Over the last couple of months I've noticed an increasing sense of unease in the venture community about the trend in Web 2.0 company creation and financing events. While no one is officially willing to peg it Bubble 2.0 for fear of missing the next great opportunity, I've been having lots of conversations with venture investors about this nagging feeling that we've been here before. Which is not to say that there aren't potentially extremely interesting companies being built in the context of Web 2.0 -- after all, while Webvan and Pets.com and Excite@Home were born and died in Bubble 1.0, Yahoo and eBay and Amazon were born and thrived.
So why am I now getting this increasingly uneasy feeling? I was chatting with a veteran of Bubble 1.0 recently and I think he hit on the thing that makes those of us who've seen this movie before most nervous. He pointed out that there are a large number of "companies" being created again for the express purpose of being acquired. I certainly have seen it. I have met with companies that clearly state their intention to be acquired by Yahoo or Google or, in a pinch, Interactive Corp. I even had one company pitch me at the Web 2.0 Conference that if all went well they would be acquired by Odeo (don't get me wrong, I'm a big fan of Ev's and I certainly think that podcasting is exciting, but it strikes me as a tad premature to bet your company's future on being acquired by a pre-revenue company). These folks are unabashed about their intention to be acquired and they are developing their software and services with an eye towards compatibility with their would-be acquirers.

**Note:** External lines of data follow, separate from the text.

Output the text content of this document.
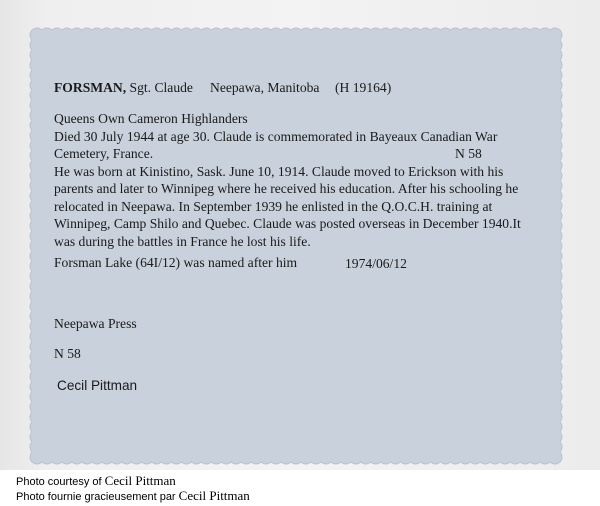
FORSMAN, Sgt. Claude Neepawa, Manitoba (H 19164)
Queens Own Cameron Highlanders
Died 30 July 1944 at age 30. Claude is commemorated in Bayeaux Canadian War Cemetery, France.	N 58
He was born at Kinistino, Sask. June 10, 1914. Claude moved to Erickson with his parents and later to Winnipeg where he received his education. After his schooling he relocated in Neepawa. In September 1939 he enlisted in the Q.O.C.H. training at Winnipeg, Camp Shilo and Quebec. Claude was posted overseas in December 1940.It was during the battles in France he lost his life.
Forsman Lake (64I/12) was named after him	1974/06/12
Neepawa Press
N 58
Cecil Pittman
Photo courtesy of Cecil Pittman
Photo fournie gracieusement par Cecil Pittman
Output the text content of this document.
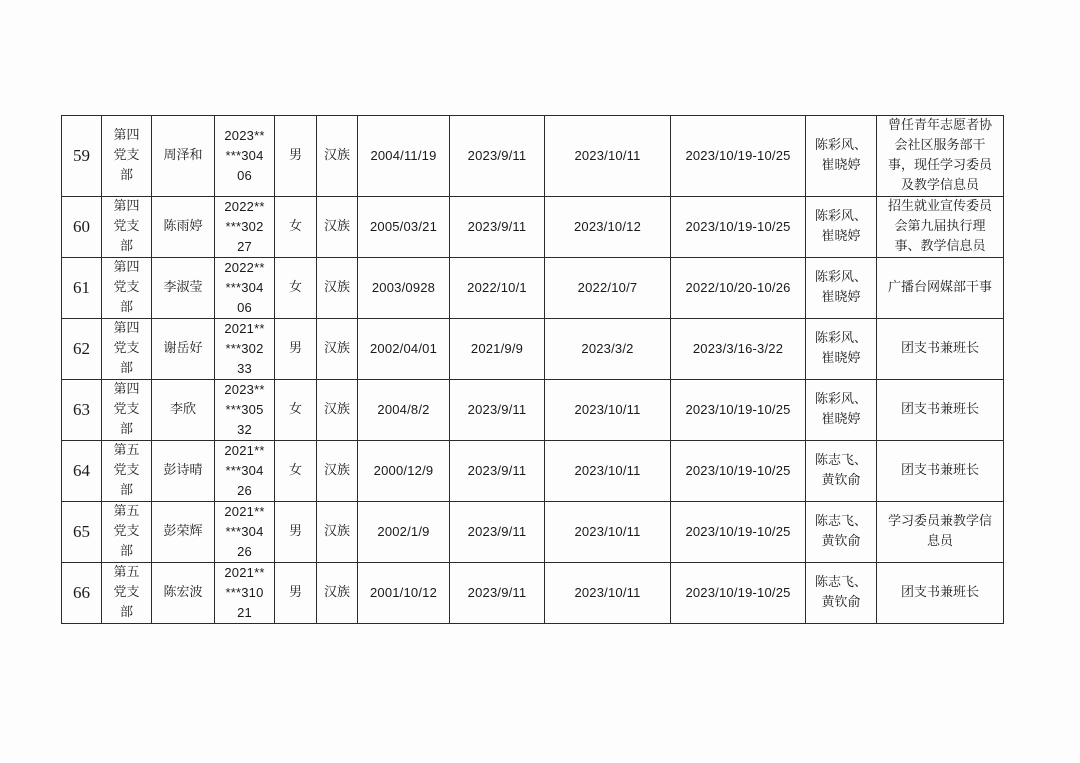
59	第四
党支
部	周泽和	2023**
***304
06	男	汉族	2004/11/19	2023/9/11	2023/10/11	2023/10/19-10/25	陈彩风、
崔晓婷	曾任青年志愿者协
会社区服务部干
事，现任学习委员
及教学信息员

60	第四
党支
部	陈雨婷	2022**
***302
27	女	汉族	2005/03/21	2023/9/11	2023/10/12	2023/10/19-10/25	陈彩风、
崔晓婷	招生就业宣传委员
会第九届执行理
事、教学信息员

61	第四
党支
部	李淑莹	2022**
***304
06	女	汉族	2003/0928	2022/10/1	2022/10/7	2022/10/20-10/26	陈彩风、
崔晓婷	广播台网媒部干事

62	第四
党支
部	谢岳好	2021**
***302
33	男	汉族	2002/04/01	2021/9/9	2023/3/2	2023/3/16-3/22	陈彩风、
崔晓婷	团支书兼班长

63	第四
党支
部	李欣	2023**
***305
32	女	汉族	2004/8/2	2023/9/11	2023/10/11	2023/10/19-10/25	陈彩风、
崔晓婷	团支书兼班长

64	第五
党支
部	彭诗晴	2021**
***304
26	女	汉族	2000/12/9	2023/9/11	2023/10/11	2023/10/19-10/25	陈志飞、
黄钦俞	团支书兼班长

65	第五
党支
部	彭荣辉	2021**
***304
26	男	汉族	2002/1/9	2023/9/11	2023/10/11	2023/10/19-10/25	陈志飞、
黄钦俞	学习委员兼教学信
息员

66	第五
党支
部	陈宏波	2021**
***310
21	男	汉族	2001/10/12	2023/9/11	2023/10/11	2023/10/19-10/25	陈志飞、
黄钦俞	团支书兼班长
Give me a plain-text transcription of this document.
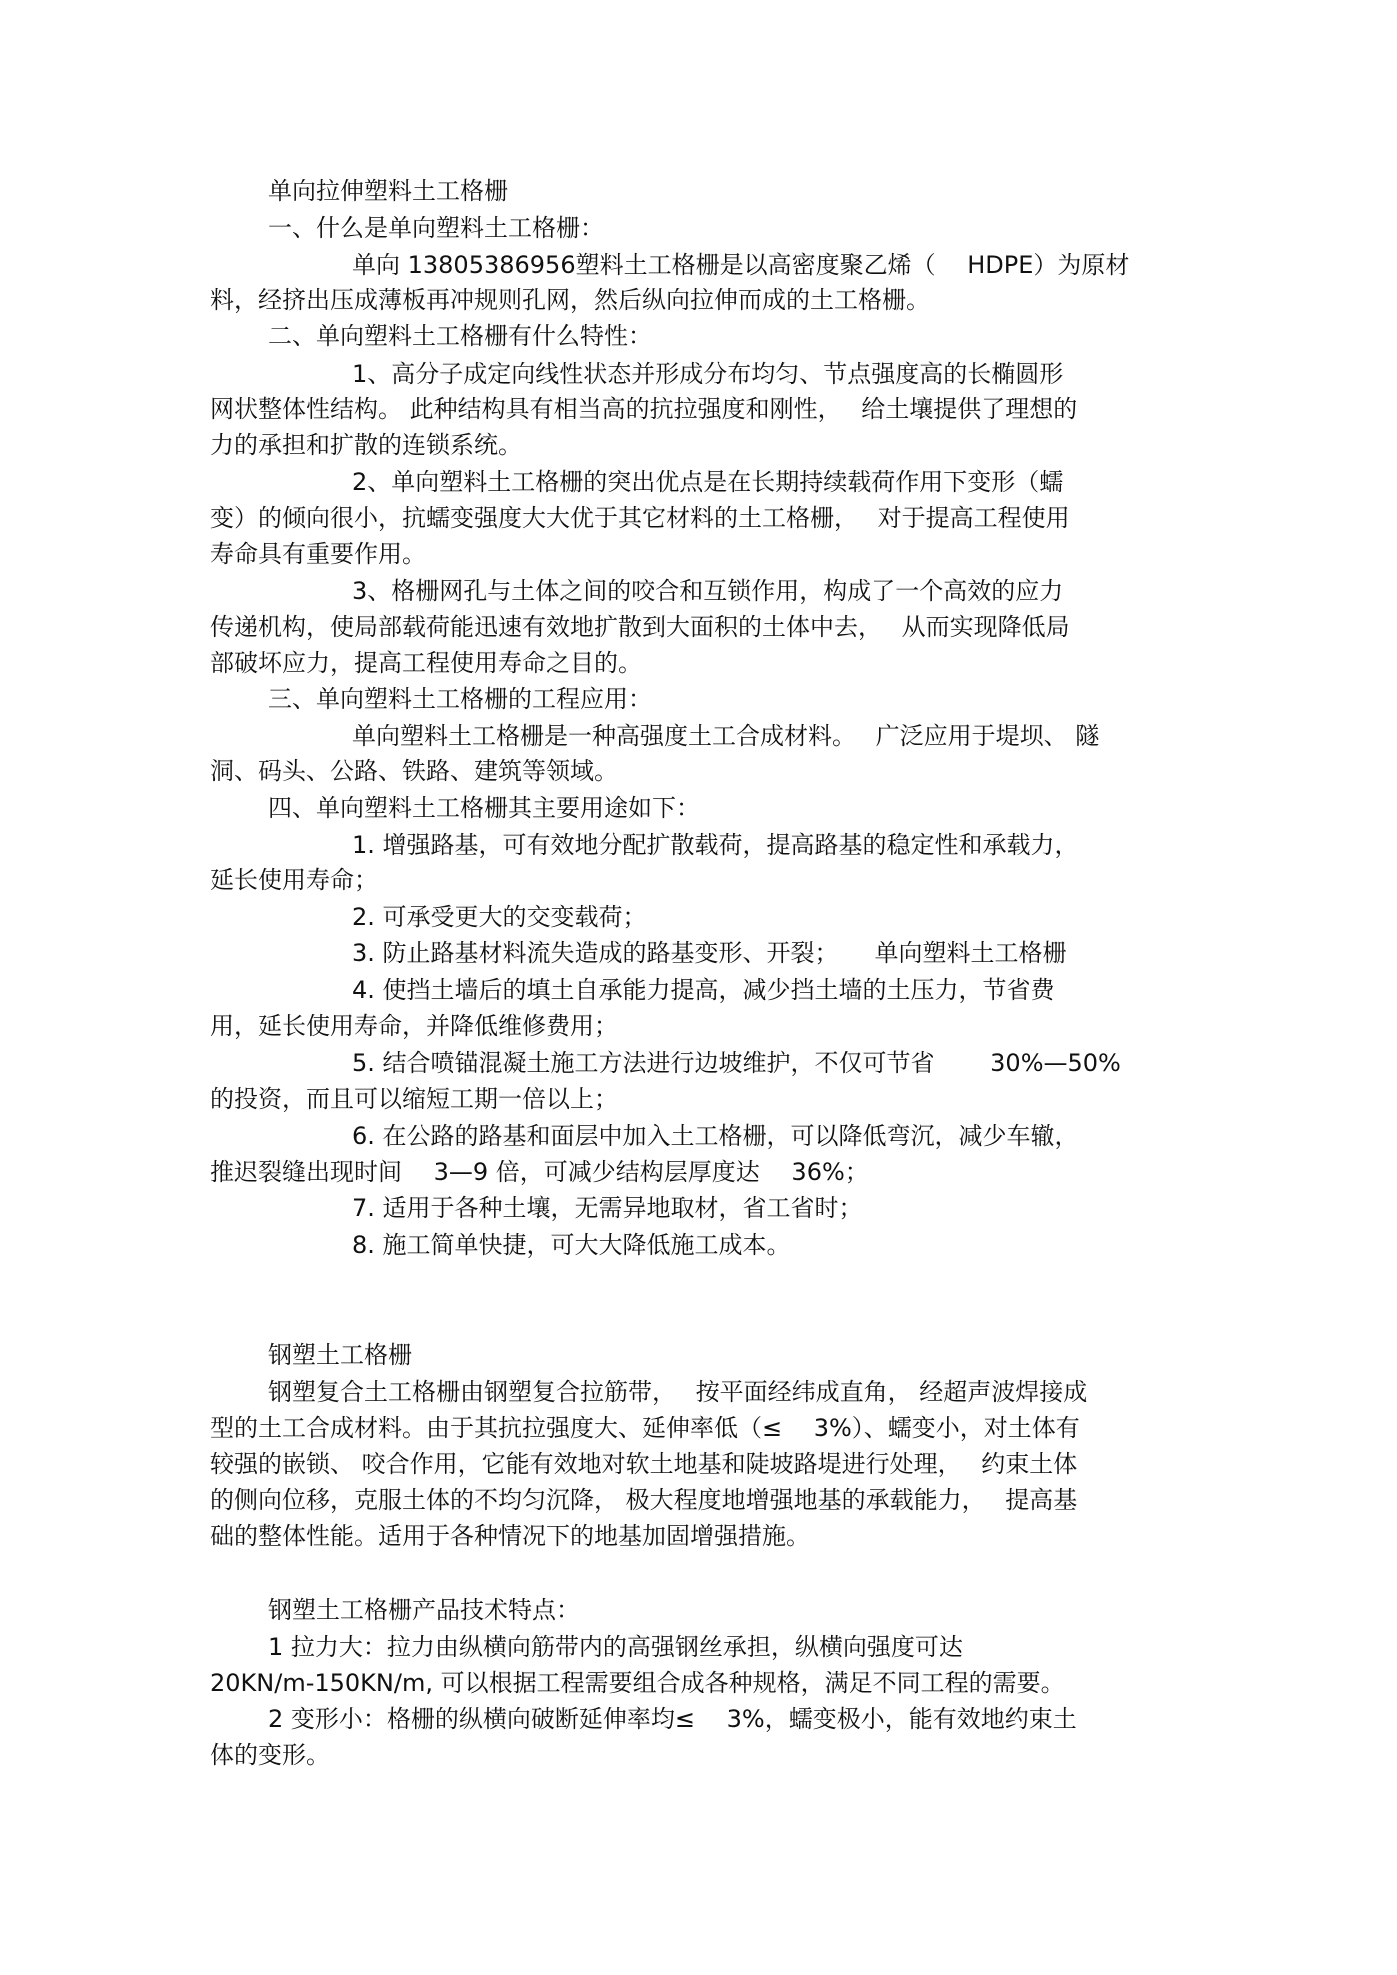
单向拉伸塑料土工格栅
一、什么是单向塑料土工格栅：
单向 13805386956塑料土工格栅是以高密度聚乙烯（　 HDPE）为原材
料，经挤出压成薄板再冲规则孔网，然后纵向拉伸而成的土工格栅。
二、单向塑料土工格栅有什么特性：
1、高分子成定向线性状态并形成分布均匀、节点强度高的长椭圆形
网状整体性结构。 此种结构具有相当高的抗拉强度和刚性，　 给土壤提供了理想的
力的承担和扩散的连锁系统。
2、单向塑料土工格栅的突出优点是在长期持续载荷作用下变形（蠕
变）的倾向很小，抗蠕变强度大大优于其它材料的土工格栅，　 对于提高工程使用
寿命具有重要作用。
3、格栅网孔与土体之间的咬合和互锁作用，构成了一个高效的应力
传递机构，使局部载荷能迅速有效地扩散到大面积的土体中去，　 从而实现降低局
部破坏应力，提高工程使用寿命之目的。
三、单向塑料土工格栅的工程应用：
单向塑料土工格栅是一种高强度土工合成材料。　 广泛应用于堤坝、 隧
洞、码头、公路、铁路、建筑等领域。
四、单向塑料土工格栅其主要用途如下：
1. 增强路基，可有效地分配扩散载荷，提高路基的稳定性和承载力，
延长使用寿命；
2. 可承受更大的交变载荷；
3. 防止路基材料流失造成的路基变形、开裂；　　单向塑料土工格栅
4. 使挡土墙后的填土自承能力提高，减少挡土墙的土压力，节省费
用，延长使用寿命，并降低维修费用；
5. 结合喷锚混凝土施工方法进行边坡维护，不仅可节省　　 30%—50%
的投资，而且可以缩短工期一倍以上；
6. 在公路的路基和面层中加入土工格栅，可以降低弯沉，减少车辙，
推迟裂缝出现时间　 3—9 倍，可减少结构层厚度达　 36%；
7. 适用于各种土壤，无需异地取材，省工省时；
8. 施工简单快捷，可大大降低施工成本。
钢塑土工格栅
钢塑复合土工格栅由钢塑复合拉筋带，　 按平面经纬成直角， 经超声波焊接成
型的土工合成材料。由于其抗拉强度大、延伸率低（≤　 3%）、蠕变小，对土体有
较强的嵌锁、 咬合作用，它能有效地对软土地基和陡坡路堤进行处理，　 约束土体
的侧向位移，克服土体的不均匀沉降， 极大程度地增强地基的承载能力，　 提高基
础的整体性能。适用于各种情况下的地基加固增强措施。
钢塑土工格栅产品技术特点：
1 拉力大：拉力由纵横向筋带内的高强钢丝承担，纵横向强度可达
20KN/m-150KN/m, 可以根据工程需要组合成各种规格，满足不同工程的需要。
2 变形小：格栅的纵横向破断延伸率均≤　 3%，蠕变极小，能有效地约束土
体的变形。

Acquisitions in and of themselves are certainly not a problem. The vast majority of money-making venture investments reach liquidity through acquisition. But, by and large, the most successful venture investments end in Initial Public Offerings (IPOs). It certainly isn't surprising that independent, stand-alone companies would in most cases be worth more than companies that can only survive through being consumed by larger entities. Therefore, from a venture capital perspective, startups that have the capacity to be stand-alone entities are by their very nature more appealing than companies that will ultimately require acquisition.
If companies are indeed again being built for acquisition rather than independence, venture investors are in for a rude re-awakening (that will be precipitated by a very loud popping sound). While a few companies being built for acquisition will be acquired, the vast majority will ultimately run out of money and be shut down (particularly as each new Web 2.0 idea doesn't just spawn one company but three or four). So when I hear large numbers of companies pitching themselves as excellent acquisition candidates before they've even gotten out of the gate I can't help but think to myself that we are in the heart of Bubble 2.0. Sadly, only one thing follows Bubble 2.0 and that is Bust 2.0. On the good side, there's always Web 3.0.